Lo strappo c’è però stato ancora prima delle rivolte per Kobane: quando Demirtaş si è candidato alle presidenziali dell’agosto 2014 e ha impostato la sua campagna elettorale contro Erdoğan. Un paradosso: da una parte il leader dell’Hdp trattava con Erdoğan premier per risolvere una volta per tutte il “problema curdo”, dall’altra attaccava con acrimonia Erdoğan candidato e lo trasformava in argomento principale e negativo dei suoi interventi. Questo passaggio non è mai stato ricostruito: perché trasformarsi in nemico dichiarato di quello che era al momento un partner prezioso, nel bel mezzo di un negoziato dall’impatto potenzialmente epocale?

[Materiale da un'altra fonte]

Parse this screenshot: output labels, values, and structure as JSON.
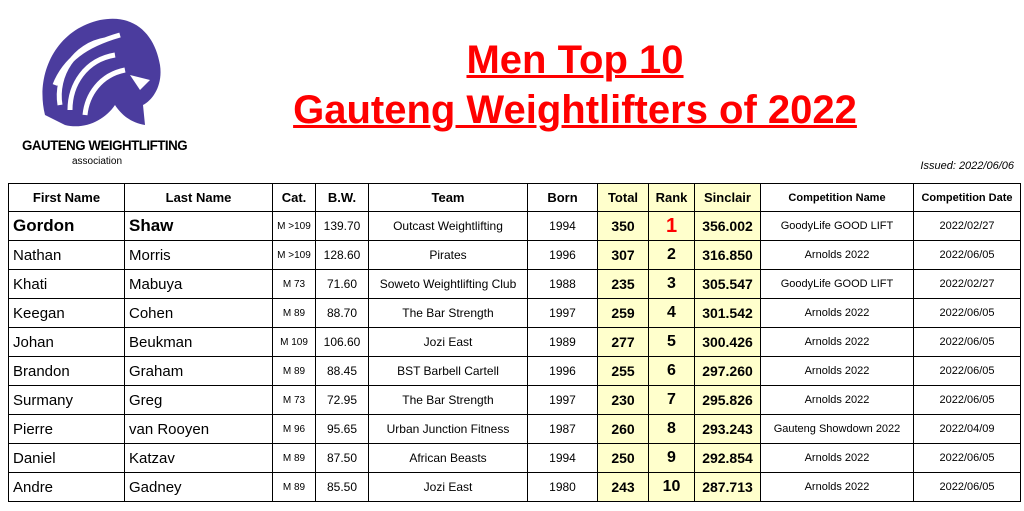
{
  "logo": {
    "name": "GAUTENG WEIGHTLIFTING",
    "subtitle": "association"
  },
  "title": {
    "line1": "Men Top 10",
    "line2": "Gauteng Weightlifters of 2022"
  },
  "issued": "Issued: 2022/06/06",
  "table": {
    "header": [
      "First Name",
      "Last Name",
      "Cat.",
      "B.W.",
      "Team",
      "Born",
      "Total",
      "Rank",
      "Sinclair",
      "Competition Name",
      "Competition Date"
    ],
    "rows": [
      [
        "Gordon",
        "Shaw",
        "M >109",
        "139.70",
        "Outcast Weightlifting",
        "1994",
        "350",
        "1",
        "356.002",
        "GoodyLife GOOD LIFT",
        "2022/02/27"
      ],
      [
        "Nathan",
        "Morris",
        "M >109",
        "128.60",
        "Pirates",
        "1996",
        "307",
        "2",
        "316.850",
        "Arnolds 2022",
        "2022/06/05"
      ],
      [
        "Khati",
        "Mabuya",
        "M 73",
        "71.60",
        "Soweto Weightlifting Club",
        "1988",
        "235",
        "3",
        "305.547",
        "GoodyLife GOOD LIFT",
        "2022/02/27"
      ],
      [
        "Keegan",
        "Cohen",
        "M 89",
        "88.70",
        "The Bar Strength",
        "1997",
        "259",
        "4",
        "301.542",
        "Arnolds 2022",
        "2022/06/05"
      ],
      [
        "Johan",
        "Beukman",
        "M 109",
        "106.60",
        "Jozi East",
        "1989",
        "277",
        "5",
        "300.426",
        "Arnolds 2022",
        "2022/06/05"
      ],
      [
        "Brandon",
        "Graham",
        "M 89",
        "88.45",
        "BST Barbell Cartell",
        "1996",
        "255",
        "6",
        "297.260",
        "Arnolds 2022",
        "2022/06/05"
      ],
      [
        "Surmany",
        "Greg",
        "M 73",
        "72.95",
        "The Bar Strength",
        "1997",
        "230",
        "7",
        "295.826",
        "Arnolds 2022",
        "2022/06/05"
      ],
      [
        "Pierre",
        "van Rooyen",
        "M 96",
        "95.65",
        "Urban Junction Fitness",
        "1987",
        "260",
        "8",
        "293.243",
        "Gauteng Showdown 2022",
        "2022/04/09"
      ],
      [
        "Daniel",
        "Katzav",
        "M 89",
        "87.50",
        "African Beasts",
        "1994",
        "250",
        "9",
        "292.854",
        "Arnolds 2022",
        "2022/06/05"
      ],
      [
        "Andre",
        "Gadney",
        "M 89",
        "85.50",
        "Jozi East",
        "1980",
        "243",
        "10",
        "287.713",
        "Arnolds 2022",
        "2022/06/05"
      ]
    ]
  }
}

Oltre alle rivolte dell’ottobre 2014, il terzo momento decisivo è stato il successo dell’Hdp alle elezioni politiche del 7 giugno 2015: perché l’Hdp, col 13,1% dei voti e 80 deputati su 550 (il parlamento turco è unicamerale), ha fatto perdere all’Akp la maggioranza assoluta. Un successo elettorale, ma insieme una catastrofe politica: il partito di Demirtaş ha finito col togliere potere al partito col quale ancora allora negoziava per la pace e per la democrazia; al partito che, più di ogni altro nella storia della Repubblica di Turchia, aveva fatto passi concreti in questa direzione.
In futuro, andrà chiarito anche questo dubbio: qual era il vero obiettivo dell’Hdp? Se era quello di raggiungere pace e democrazia, ha adottato un approccio suicida; d’altra parte, è anche possibile che l’obiettivo del partito filo-curdo – eterodiretto, dall’estero o dal Pkk – sia diventato in corso d’opera l’avvantaggiarsi del caos siriano per rilanciare velleità indipendentistiche o almeno di autonomia territoriale.
In un modo o in un’altro, quello che l’Hdp ha ottenuto è: fine del processo di pace, nuove ostilità nel sud-est a maggioranza curda con immensi danni materiali e vittime abbondanti, stretta sui diritti culturali della comunità curda in virtù dell’alleanza politica tra Akp e Mhp maturata nelle urne. Più che un nuovo Obama, Demirtaş si è dimostrato un apprendista stregone.